Une imprimante nommée Céline
Les machines, et les objets connectés au réseau en particulier, ont la désagréable habitude d'avoir des noms impossibles à employer dans une conversation. Et ne parlons même pas de la difficulté à les mémoriser. Certes les adresses IP procèdent toutes du même regroupement de chiffres (128.62.188.203). Certes les administrateurs-réseaux configurent ces appareils avec minuties ("Imprimante-3ème-bureau3256"). Il n'en reste pas moins qu'avec l'accumulation d'objets connectés et la colonisation du numérique dans toutes sortes de machines de notre quotidien, il devient compliqué de gérer tout cela. D'où la mise en place d'astuces et de petits bricolages pour se faciliter la vie. Nommer les machines semble être un premier pas pour s'y retrouver, comme dans le cas de cette école d'art parisienne dans laquelle chaque imprimante a reçu le nom d'un artiste (Louis Ferdinand Auguste Destouches, dit "Céline" dans le cas présent). L'utilisation du nom d'une personnalité permet l'identification et l'on imagine aisément la discussion qui s'en suit: "J'ai changé la cartouche de Céline", ou "Je crois que Céline a un bourrage papier".

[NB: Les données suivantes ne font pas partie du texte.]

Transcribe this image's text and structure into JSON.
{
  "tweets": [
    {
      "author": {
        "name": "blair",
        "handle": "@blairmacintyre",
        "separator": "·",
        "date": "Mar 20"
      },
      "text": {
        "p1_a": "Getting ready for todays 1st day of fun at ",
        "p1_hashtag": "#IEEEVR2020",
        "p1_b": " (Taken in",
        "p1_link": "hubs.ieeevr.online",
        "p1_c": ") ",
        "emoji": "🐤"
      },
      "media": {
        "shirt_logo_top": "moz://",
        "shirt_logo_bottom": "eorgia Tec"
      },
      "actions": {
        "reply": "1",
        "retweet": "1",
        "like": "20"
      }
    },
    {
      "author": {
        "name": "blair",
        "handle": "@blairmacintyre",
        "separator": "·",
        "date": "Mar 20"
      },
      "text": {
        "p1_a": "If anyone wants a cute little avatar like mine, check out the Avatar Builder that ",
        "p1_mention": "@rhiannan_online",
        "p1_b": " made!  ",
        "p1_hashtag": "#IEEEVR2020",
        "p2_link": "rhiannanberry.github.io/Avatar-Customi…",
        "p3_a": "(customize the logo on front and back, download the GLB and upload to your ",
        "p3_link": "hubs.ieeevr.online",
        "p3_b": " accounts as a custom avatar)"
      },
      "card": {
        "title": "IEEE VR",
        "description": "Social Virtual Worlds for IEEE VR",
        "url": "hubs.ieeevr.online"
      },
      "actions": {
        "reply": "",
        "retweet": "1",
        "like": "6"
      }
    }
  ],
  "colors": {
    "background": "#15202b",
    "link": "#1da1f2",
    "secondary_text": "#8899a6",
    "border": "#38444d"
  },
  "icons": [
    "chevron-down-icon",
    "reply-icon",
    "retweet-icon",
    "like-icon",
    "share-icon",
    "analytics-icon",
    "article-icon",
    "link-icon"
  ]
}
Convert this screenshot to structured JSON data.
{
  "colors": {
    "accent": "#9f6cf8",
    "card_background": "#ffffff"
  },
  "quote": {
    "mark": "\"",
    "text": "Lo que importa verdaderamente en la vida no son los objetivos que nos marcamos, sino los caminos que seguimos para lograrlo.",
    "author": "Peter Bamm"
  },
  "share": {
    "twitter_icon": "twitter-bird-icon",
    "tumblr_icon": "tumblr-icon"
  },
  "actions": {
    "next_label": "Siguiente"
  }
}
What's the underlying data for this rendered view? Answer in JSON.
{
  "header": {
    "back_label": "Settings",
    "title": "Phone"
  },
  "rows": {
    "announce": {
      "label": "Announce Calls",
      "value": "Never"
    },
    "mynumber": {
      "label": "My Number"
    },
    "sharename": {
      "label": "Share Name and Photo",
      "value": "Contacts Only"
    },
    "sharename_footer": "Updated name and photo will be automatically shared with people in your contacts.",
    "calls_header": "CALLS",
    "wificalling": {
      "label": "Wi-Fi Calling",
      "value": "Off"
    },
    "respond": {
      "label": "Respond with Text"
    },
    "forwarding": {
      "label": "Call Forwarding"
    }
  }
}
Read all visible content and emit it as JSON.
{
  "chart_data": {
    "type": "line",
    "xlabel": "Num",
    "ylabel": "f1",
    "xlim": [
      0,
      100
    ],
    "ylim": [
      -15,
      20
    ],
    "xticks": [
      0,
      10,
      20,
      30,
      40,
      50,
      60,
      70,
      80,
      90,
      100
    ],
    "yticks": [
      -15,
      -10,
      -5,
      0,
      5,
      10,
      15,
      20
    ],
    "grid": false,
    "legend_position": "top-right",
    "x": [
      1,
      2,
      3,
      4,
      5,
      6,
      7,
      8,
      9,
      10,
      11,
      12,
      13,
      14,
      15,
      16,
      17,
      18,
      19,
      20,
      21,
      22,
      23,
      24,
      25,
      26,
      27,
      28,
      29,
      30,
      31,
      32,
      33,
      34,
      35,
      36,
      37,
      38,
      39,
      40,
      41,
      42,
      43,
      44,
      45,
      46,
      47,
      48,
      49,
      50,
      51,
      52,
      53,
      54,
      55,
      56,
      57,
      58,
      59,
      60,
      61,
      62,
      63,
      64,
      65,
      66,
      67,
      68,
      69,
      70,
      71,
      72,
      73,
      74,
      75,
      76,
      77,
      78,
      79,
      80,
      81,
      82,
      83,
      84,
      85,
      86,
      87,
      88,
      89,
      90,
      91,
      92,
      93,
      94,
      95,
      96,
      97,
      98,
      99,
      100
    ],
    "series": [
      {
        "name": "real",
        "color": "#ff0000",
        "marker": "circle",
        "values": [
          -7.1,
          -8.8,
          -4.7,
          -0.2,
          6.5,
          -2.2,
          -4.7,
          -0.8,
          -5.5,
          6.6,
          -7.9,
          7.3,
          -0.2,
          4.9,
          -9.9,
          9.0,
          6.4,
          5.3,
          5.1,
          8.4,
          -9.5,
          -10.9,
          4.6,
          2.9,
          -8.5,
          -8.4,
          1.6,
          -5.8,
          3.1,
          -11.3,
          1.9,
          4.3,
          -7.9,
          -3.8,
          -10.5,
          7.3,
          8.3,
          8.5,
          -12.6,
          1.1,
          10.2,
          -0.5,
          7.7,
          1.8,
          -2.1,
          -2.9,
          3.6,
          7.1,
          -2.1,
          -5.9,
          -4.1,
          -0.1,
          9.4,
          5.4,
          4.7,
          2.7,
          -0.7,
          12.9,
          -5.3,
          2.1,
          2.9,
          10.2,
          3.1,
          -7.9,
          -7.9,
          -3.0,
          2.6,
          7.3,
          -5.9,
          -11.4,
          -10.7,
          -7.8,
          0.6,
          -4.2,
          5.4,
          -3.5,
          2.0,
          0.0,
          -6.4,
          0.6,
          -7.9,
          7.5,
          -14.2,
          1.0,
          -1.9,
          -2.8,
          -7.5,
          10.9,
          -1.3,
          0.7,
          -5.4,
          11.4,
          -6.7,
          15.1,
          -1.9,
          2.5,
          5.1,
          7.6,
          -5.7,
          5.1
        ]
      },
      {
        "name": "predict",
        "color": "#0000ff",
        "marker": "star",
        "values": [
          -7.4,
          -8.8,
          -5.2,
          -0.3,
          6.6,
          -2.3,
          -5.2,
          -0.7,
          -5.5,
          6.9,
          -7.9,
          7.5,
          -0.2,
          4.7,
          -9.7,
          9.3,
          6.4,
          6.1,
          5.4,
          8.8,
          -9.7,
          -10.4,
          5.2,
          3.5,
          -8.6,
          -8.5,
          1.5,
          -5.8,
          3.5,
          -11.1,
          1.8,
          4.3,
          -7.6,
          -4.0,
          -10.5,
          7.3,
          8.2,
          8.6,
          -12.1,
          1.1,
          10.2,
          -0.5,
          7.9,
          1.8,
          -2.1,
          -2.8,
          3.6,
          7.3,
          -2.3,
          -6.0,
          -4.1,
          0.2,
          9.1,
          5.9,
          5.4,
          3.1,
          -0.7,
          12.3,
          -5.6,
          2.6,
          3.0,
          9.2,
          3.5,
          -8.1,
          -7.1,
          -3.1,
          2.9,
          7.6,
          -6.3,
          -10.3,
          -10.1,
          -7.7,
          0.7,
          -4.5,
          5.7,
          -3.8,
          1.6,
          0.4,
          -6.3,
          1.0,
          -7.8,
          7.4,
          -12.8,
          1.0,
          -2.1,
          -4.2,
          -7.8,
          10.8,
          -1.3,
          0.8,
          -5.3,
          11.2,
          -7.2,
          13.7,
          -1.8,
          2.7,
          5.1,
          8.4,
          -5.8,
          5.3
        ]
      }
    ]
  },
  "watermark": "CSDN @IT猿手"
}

N'ayant pas visité les autres bureaux, je ne sais comment la nomenclature se décline précisément; s'il règne une alternance des sexes suivant les étages ou les départements; s'il y a eu un consensus sur les propositions ou si certains s'amusent à renommer les dits appareils. Mais il s'agit visiblement d'une pratique commune, que l'on retrouve chez les possesseurs d'aspirateurs Roomba.